If you were born between 1981 and 1996, you might not like being called this, but you are a millennial. The most recent research done by the U.S. Census Bureau and the Pew Research Institute estimates that millennials make up the largest generation in the U.S. labor force. About 35% of working Americans are millennials. With the prevalence of millennials in the workforce, it’s imperative to cater to what they desire in a company. Transparency has been an important topic for millennials in the workforce. So much so, that they are willing to leave their job if they believe organizations aren’t openly defined.


You might be asking yourself, “Why is transparency so important to millennials?”

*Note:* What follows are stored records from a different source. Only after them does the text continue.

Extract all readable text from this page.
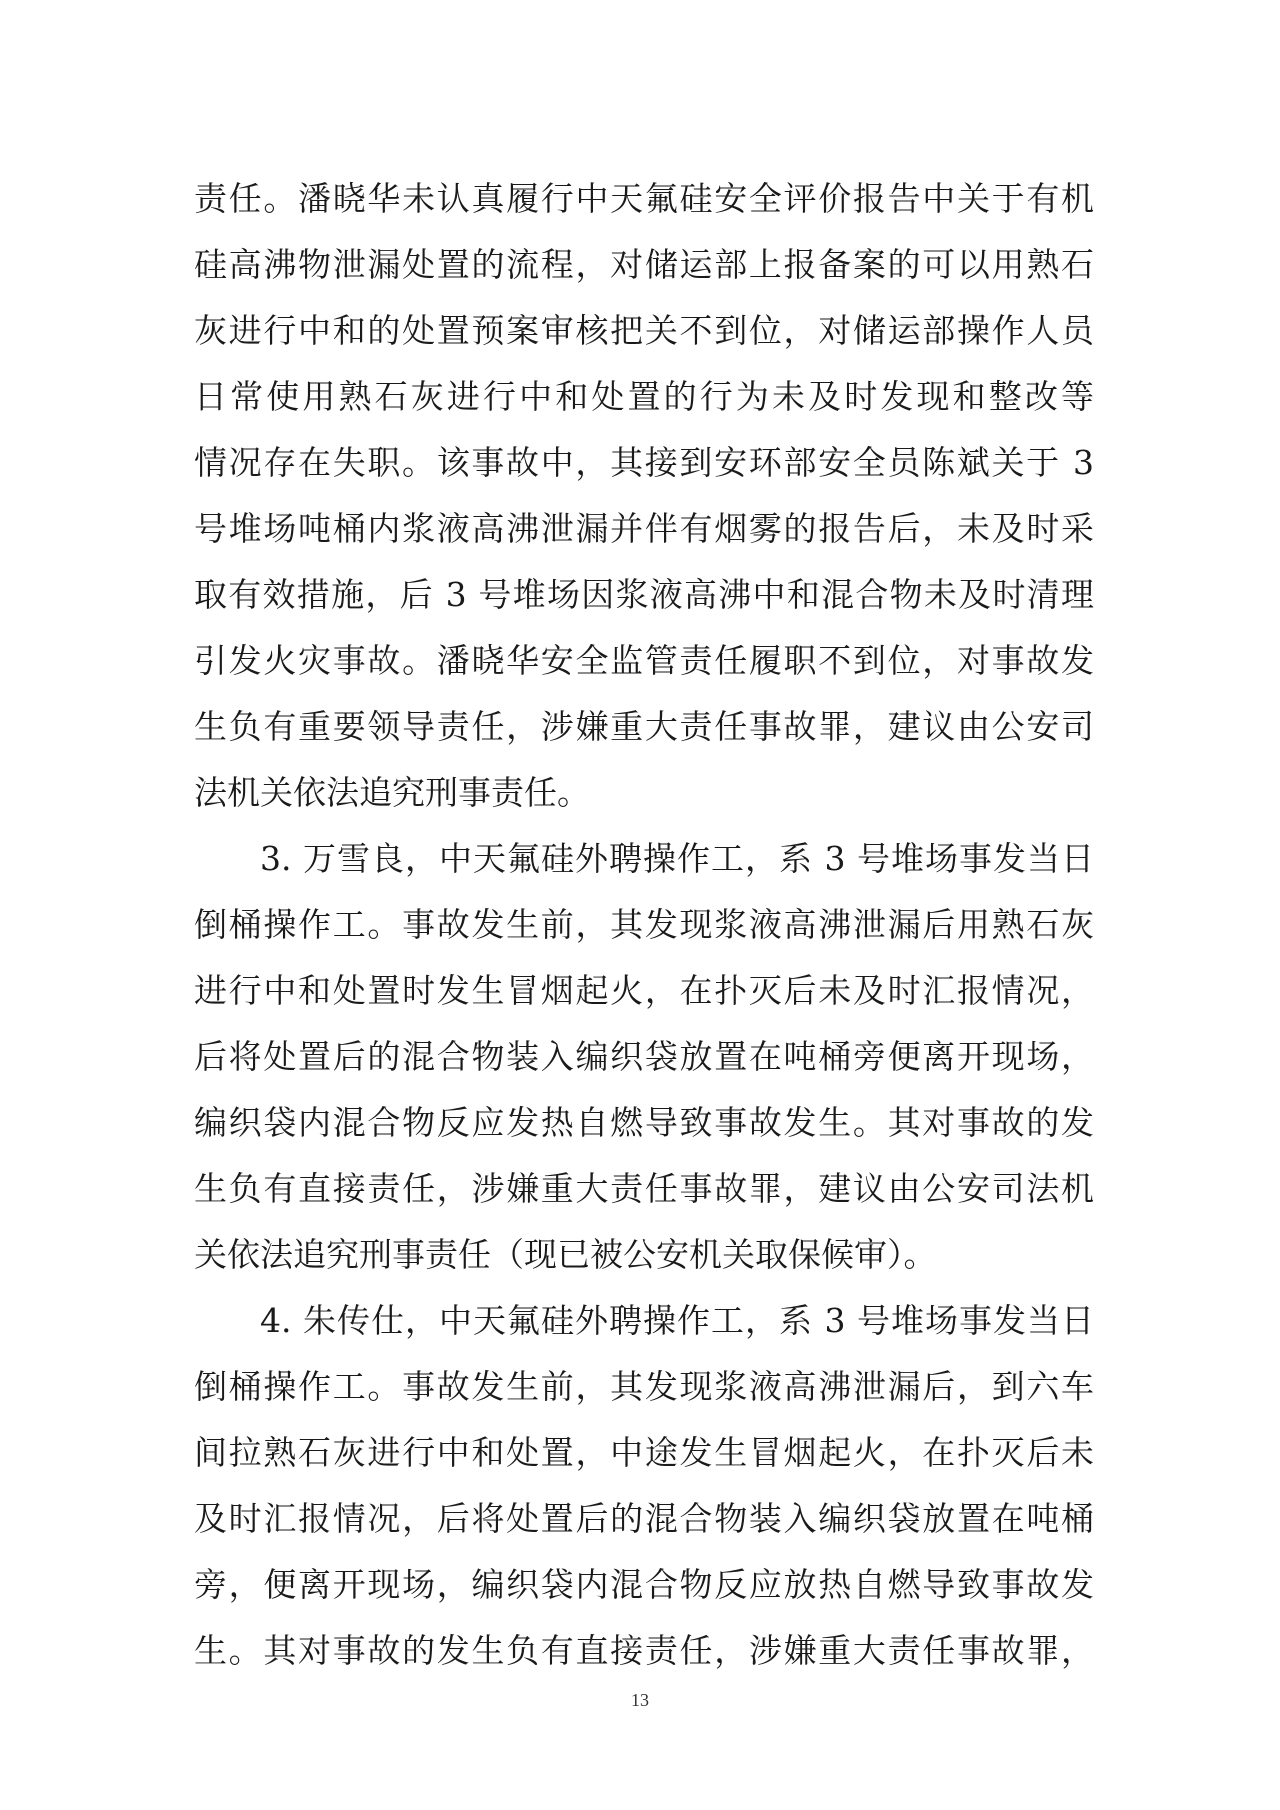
责任。潘晓华未认真履行中天氟硅安全评价报告中关于有机
硅高沸物泄漏处置的流程，对储运部上报备案的可以用熟石
灰进行中和的处置预案审核把关不到位，对储运部操作人员
日常使用熟石灰进行中和处置的行为未及时发现和整改等
情况存在失职。该事故中，其接到安环部安全员陈斌关于 3
号堆场吨桶内浆液高沸泄漏并伴有烟雾的报告后，未及时采
取有效措施，后 3 号堆场因浆液高沸中和混合物未及时清理
引发火灾事故。潘晓华安全监管责任履职不到位，对事故发
生负有重要领导责任，涉嫌重大责任事故罪，建议由公安司
法机关依法追究刑事责任。
3. 万雪良，中天氟硅外聘操作工，系 3 号堆场事发当日
倒桶操作工。事故发生前，其发现浆液高沸泄漏后用熟石灰
进行中和处置时发生冒烟起火，在扑灭后未及时汇报情况，
后将处置后的混合物装入编织袋放置在吨桶旁便离开现场，
编织袋内混合物反应发热自燃导致事故发生。其对事故的发
生负有直接责任，涉嫌重大责任事故罪，建议由公安司法机
关依法追究刑事责任（现已被公安机关取保候审）。
4. 朱传仕，中天氟硅外聘操作工，系 3 号堆场事发当日
倒桶操作工。事故发生前，其发现浆液高沸泄漏后，到六车
间拉熟石灰进行中和处置，中途发生冒烟起火，在扑灭后未
及时汇报情况，后将处置后的混合物装入编织袋放置在吨桶
旁，便离开现场，编织袋内混合物反应放热自燃导致事故发
生。其对事故的发生负有直接责任，涉嫌重大责任事故罪，
13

The reason lies behind millennial’s passion for corporate social responsibility. At the core of the corporate social-responsibility model, companies have an obligation to act in ways that promote society’s well-being. A job to a millennial isn’t just something you put your time into and then leave. Millennials view their job as an extension of themselves and a way to make the world a better place. Think about it. Millennials grew up in a world plagued with bad things. They were old enough to remember witnessing 9/11, the 2008 recession and the debt crisis, to name a few. As a result of being exposed to these terrible events, millennials want to do their part to make the world a better place. One way to contribute to the well-being of society is to make sure the individuals and corporation’s millennials are working for are transparent with the public.


The next question you might ask yourself, “How do I ensure that I am transparent with my employees?”

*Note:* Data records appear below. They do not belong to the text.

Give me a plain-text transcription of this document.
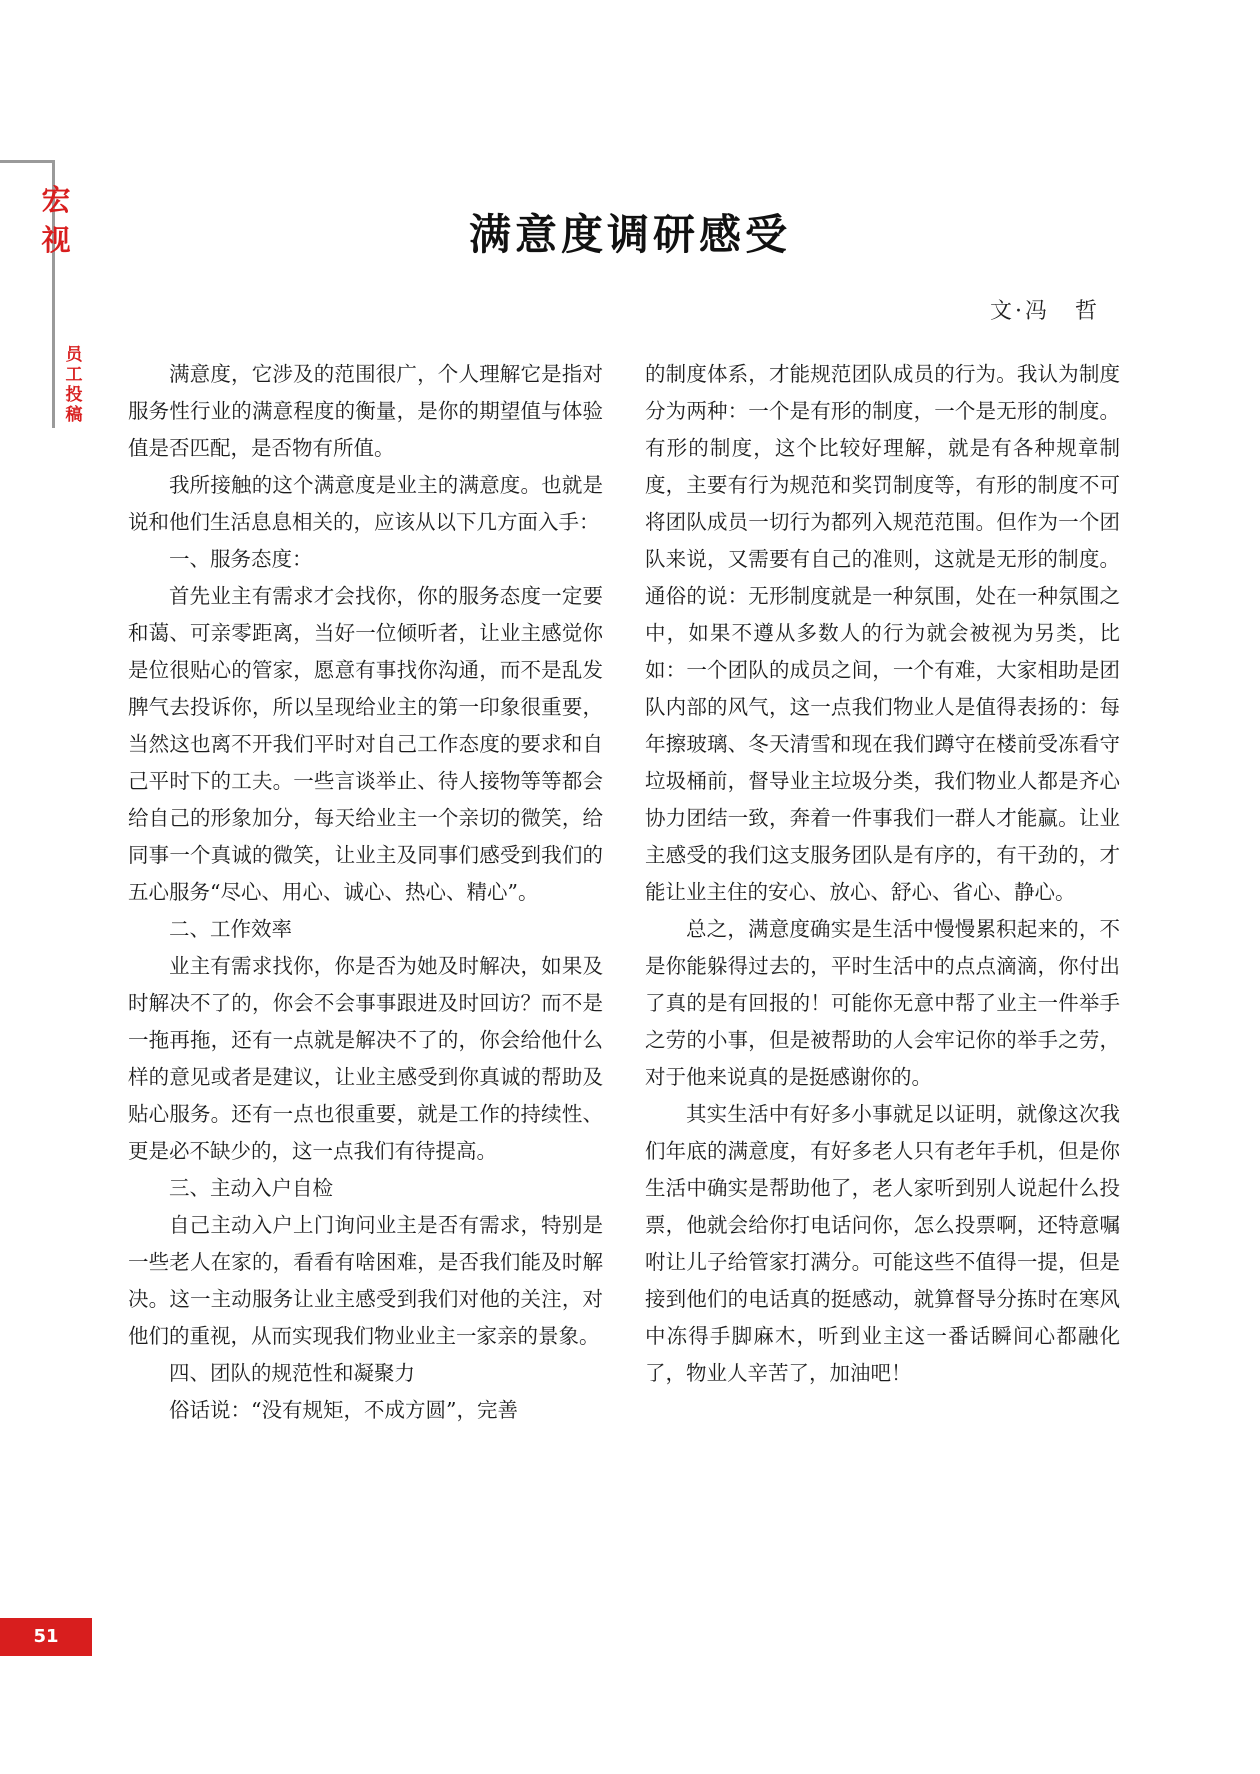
宏视
员工投稿
满意度调研感受
文·冯　哲

满意度，它涉及的范围很广，个人理解它是指对服务性行业的满意程度的衡量，是你的期望值与体验值是否匹配，是否物有所值。

我所接触的这个满意度是业主的满意度。也就是说和他们生活息息相关的，应该从以下几方面入手：

一、服务态度：

首先业主有需求才会找你，你的服务态度一定要和蔼、可亲零距离，当好一位倾听者，让业主感觉你是位很贴心的管家，愿意有事找你沟通，而不是乱发脾气去投诉你，所以呈现给业主的第一印象很重要，当然这也离不开我们平时对自己工作态度的要求和自己平时下的工夫。一些言谈举止、待人接物等等都会给自己的形象加分，每天给业主一个亲切的微笑，给同事一个真诚的微笑，让业主及同事们感受到我们的五心服务“尽心、用心、诚心、热心、精心”。

二、工作效率

业主有需求找你，你是否为她及时解决，如果及时解决不了的，你会不会事事跟进及时回访？而不是一拖再拖，还有一点就是解决不了的，你会给他什么样的意见或者是建议，让业主感受到你真诚的帮助及贴心服务。还有一点也很重要，就是工作的持续性、更是必不缺少的，这一点我们有待提高。

三、主动入户自检

自己主动入户上门询问业主是否有需求，特别是一些老人在家的，看看有啥困难，是否我们能及时解决。这一主动服务让业主感受到我们对他的关注，对他们的重视，从而实现我们物业业主一家亲的景象。

四、团队的规范性和凝聚力

俗话说：“没有规矩，不成方圆”，完善

的制度体系，才能规范团队成员的行为。我认为制度分为两种：一个是有形的制度，一个是无形的制度。有形的制度，这个比较好理解，就是有各种规章制度，主要有行为规范和奖罚制度等，有形的制度不可将团队成员一切行为都列入规范范围。但作为一个团队来说，又需要有自己的准则，这就是无形的制度。通俗的说：无形制度就是一种氛围，处在一种氛围之中，如果不遵从多数人的行为就会被视为另类，比如：一个团队的成员之间，一个有难，大家相助是团队内部的风气，这一点我们物业人是值得表扬的：每年擦玻璃、冬天清雪和现在我们蹲守在楼前受冻看守垃圾桶前，督导业主垃圾分类，我们物业人都是齐心协力团结一致，奔着一件事我们一群人才能赢。让业主感受的我们这支服务团队是有序的，有干劲的，才能让业主住的安心、放心、舒心、省心、静心。

总之，满意度确实是生活中慢慢累积起来的，不是你能躲得过去的，平时生活中的点点滴滴，你付出了真的是有回报的！可能你无意中帮了业主一件举手之劳的小事，但是被帮助的人会牢记你的举手之劳，对于他来说真的是挺感谢你的。

其实生活中有好多小事就足以证明，就像这次我们年底的满意度，有好多老人只有老年手机，但是你生活中确实是帮助他了，老人家听到别人说起什么投票，他就会给你打电话问你，怎么投票啊，还特意嘱咐让儿子给管家打满分。可能这些不值得一提，但是接到他们的电话真的挺感动，就算督导分拣时在寒风中冻得手脚麻木，听到业主这一番话瞬间心都融化了，物业人辛苦了，加油吧！

51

The answer comes down to your organization’s culture. What does your company value? Do you live by these values? Are you open and honest with your employees? If you have a hard time answering these questions, you most likely have a hard time attracting millennials to work for your organization. One of the most critical factors that determine your company’s transparency is the culture that it pushes. If your organization promotes questionable values or your workforce doesn’t live up to the values written on the walls, millennials perceive the organization as not being transparent. This can prove to be extremely detrimental to your organization. According to the same study mentioned above, 75% of millennials said they would leave their job to take another if the other company was more transparent.

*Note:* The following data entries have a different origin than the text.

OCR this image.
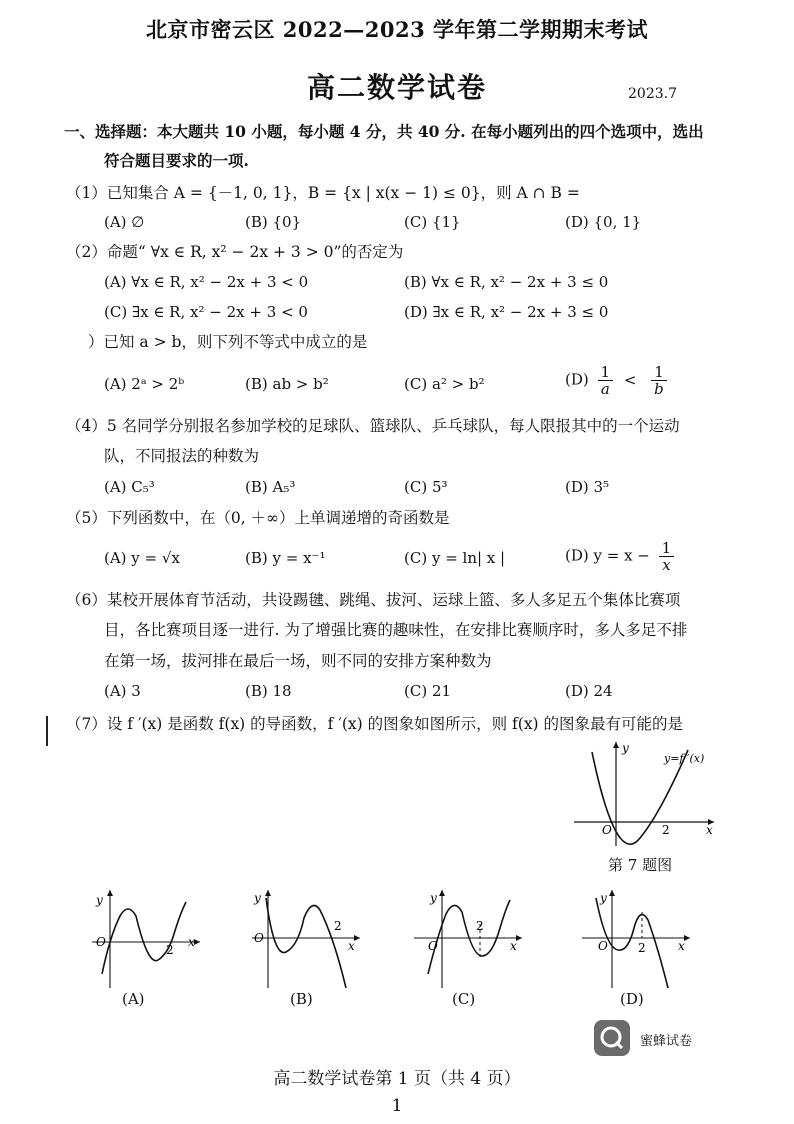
北京市密云区 2022—2023 学年第二学期期末考试
高二数学试卷	2023.7
一、选择题：本大题共 10 小题，每小题 4 分，共 40 分. 在每小题列出的四个选项中，选出
符合题目要求的一项.
（1）已知集合 A = {－1, 0, 1}，B = {x | x(x − 1) ≤ 0}，则 A ∩ B =
(A) ∅	(B) {0}	(C) {1}	(D) {0, 1}
（2）命题“ ∀x ∈ R, x² − 2x + 3 > 0”的否定为
(A) ∀x ∈ R, x² − 2x + 3 < 0	(B) ∀x ∈ R, x² − 2x + 3 ≤ 0
(C) ∃x ∈ R, x² − 2x + 3 < 0	(D) ∃x ∈ R, x² − 2x + 3 ≤ 0
）已知 a > b，则下列不等式中成立的是
(A) 2ᵃ > 2ᵇ	(B) ab > b²	(C) a² > b²	$(D) \frac{1}{a} < \frac{1}{b}$
（4）5 名同学分别报名参加学校的足球队、篮球队、乒乓球队，每人限报其中的一个运动
队，不同报法的种数为
(A) C₅³	(B) A₅³	(C) 5³	(D) 3⁵
（5）下列函数中，在（0, ＋∞）上单调递增的奇函数是
(A) y = √x	(B) y = x⁻¹	(C) y = ln| x |	(D) $y = x - \frac{1}{x}$
（6）某校开展体育节活动，共设踢毽、跳绳、拔河、运球上篮、多人多足五个集体比赛项
目，各比赛项目逐一进行. 为了增强比赛的趣味性，在安排比赛顺序时，多人多足不排
在第一场，拔河排在最后一场，则不同的安排方案种数为
(A) 3	(B) 18	(C) 21	(D) 24
（7）设 f ′(x) 是函数 f(x) 的导函数，f ′(x) 的图象如图所示，则 f(x) 的图象最有可能的是
y
x
O	2
y=f ′(x)
第 7 题图
y
x
O
2
(A)
y
x
O
2
(B)
y
x
O
2
(C)
y
x
O	2
(D)
蜜蜂试卷
高二数学试卷第 1 页（共 4 页）
1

Transparency doesn’t just apply to culture. It also applies to communication, especially about your employee’s benefits. One way to increase the transparency of your company’s benefits is to have a knowledgeable and trusted human resources team. Is your HR team fit to handle complicated claim issues? Is your HR team well-versed in benefit terminology? Can your HR team explain the ins and outs of the industry? Having an HR team that can describe your organization’s benefits package thoroughly and accurately increases your organization’s transparency. This increase has a trickle-down effect that will lead to more millennials staying loyal to your organization for an extended time.


The bottom line is this: if you want millennials to work for you, treat others the way you would like to be treated. Be open and honest when communicating, never hesitate to offer a helping hand, and contribute positively to society. If your organization embraces these values, you will have an easier time finding and keeping employees who are millennials.